Saturday, 7 November 2009
ALL THE RIGHT NOISES (1969), MAN OF VIOLENCE (1970) and HEROSTRATUS (1967)
When the BFI/Flipside rescued their latest three British films from cinematic obscurity and gave them a deluxe DVD release, the one that initially looked the most unappealing turned out a real treasure. That was Gerry O’Hara’s 1969 All The Right Noises.
It looked iffy due to the storyline of a 32 year old married man, Len (played by Tom Bell), having an affair with a 15 year old temptress, Val (Olivia Hussey – yes, I know what you’re thinking but I’m not saying it). I expected a heavy handed, sensationalistic shocker, when in fact it’s a thoughtful, well scripted, subtle and engaging drama with convincing performances from Bell and especially Hussey who is brilliantly cast.
When Len and Val meet and start getting fresh, Len is unaware of Val’s age but when he discovers her in her school uniform he protests for, oooh, seconds. And seconds is what he has. He is coldly untroubled by his deceit and brazenness, even getting Val to stay at his flat whilst his wife is away. When we see his missus on her way home early, the tension is so gripping you question why you even care if the dirty dog gets caught or not. Why’s that? I wasn’t counting on getting so involved. Val may have been skipping her homework but director and screenwriter Gerry O’Hara had obviously done his.

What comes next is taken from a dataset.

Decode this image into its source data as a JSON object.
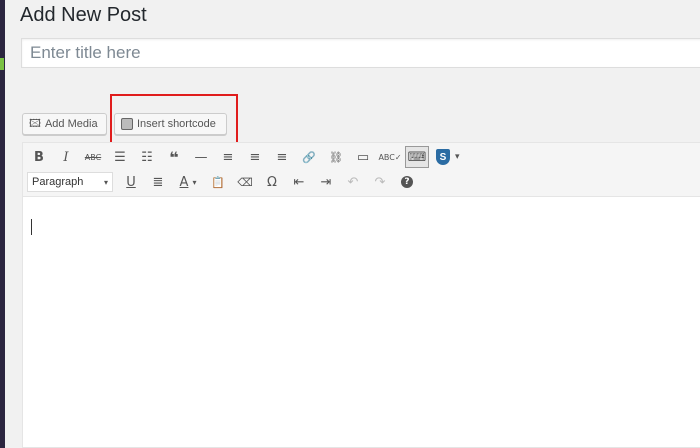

1960’s scenes showing smoking on the tube, Leicester Square station, Uxbridge station, Brighton beach, and the River Thames would usually be enough of a recommendation in itself but these are only added bonuses to a film already rich with layers and detail. Shame about Melanie caterwauling on the soundtrack but you can’t have everything.
The other two are Man of Violence (aka Moon) and Herostratus. Man of Violence is a 1970 gangster flick with little to redeem it beyond busty birds whipping off their bras and waddling around in big saggy knickers. I couldn’t follow the plot; the leading man had all the charisma and presence of a tea towel; and at 107 minutes it done me bleedin’ head in. If that weren’t bad enough it comes with a “bonus” film of The Big Switch (1968) which is more of the same except the collars, lapels and sideburns are half an inch narrower.
It’ll be a long time until I can sit through nearly two and half hours of Herostratus (1967) again, but by jingo, what a film. I know jack shit about films or the art of filmmaking but can recognize and appreciate sheer bloody minded passion and dedication when I see it and it pours out of Don Levy’s precise and frequently haunting and surrealistic film. Michael Gothard plays Max, who asks an advertising company to make a spectacle of his suicide, which they agree to with icy detachment, gradually taking more and more control over the one thing Max has left in life. We moan about celebrity culture and media spin nowadays yet this film was started 45 years ago and it was already prevalent then. Gothard’s portrayal of Max is terrifying, no more so than in the early scene where he manically smashes his flat to pieces with an axe. I’m thinking “oh, be careful, you’ll hurt yourself”. The film is spliced with all manner of hellish news footage, bizarre images, strippers, slaughtered cows and Francis Baconesque stills. An extraordinary film. That Don Levy committed suicide in 1987, followed by Michael Gothard in 1992, is no surprise.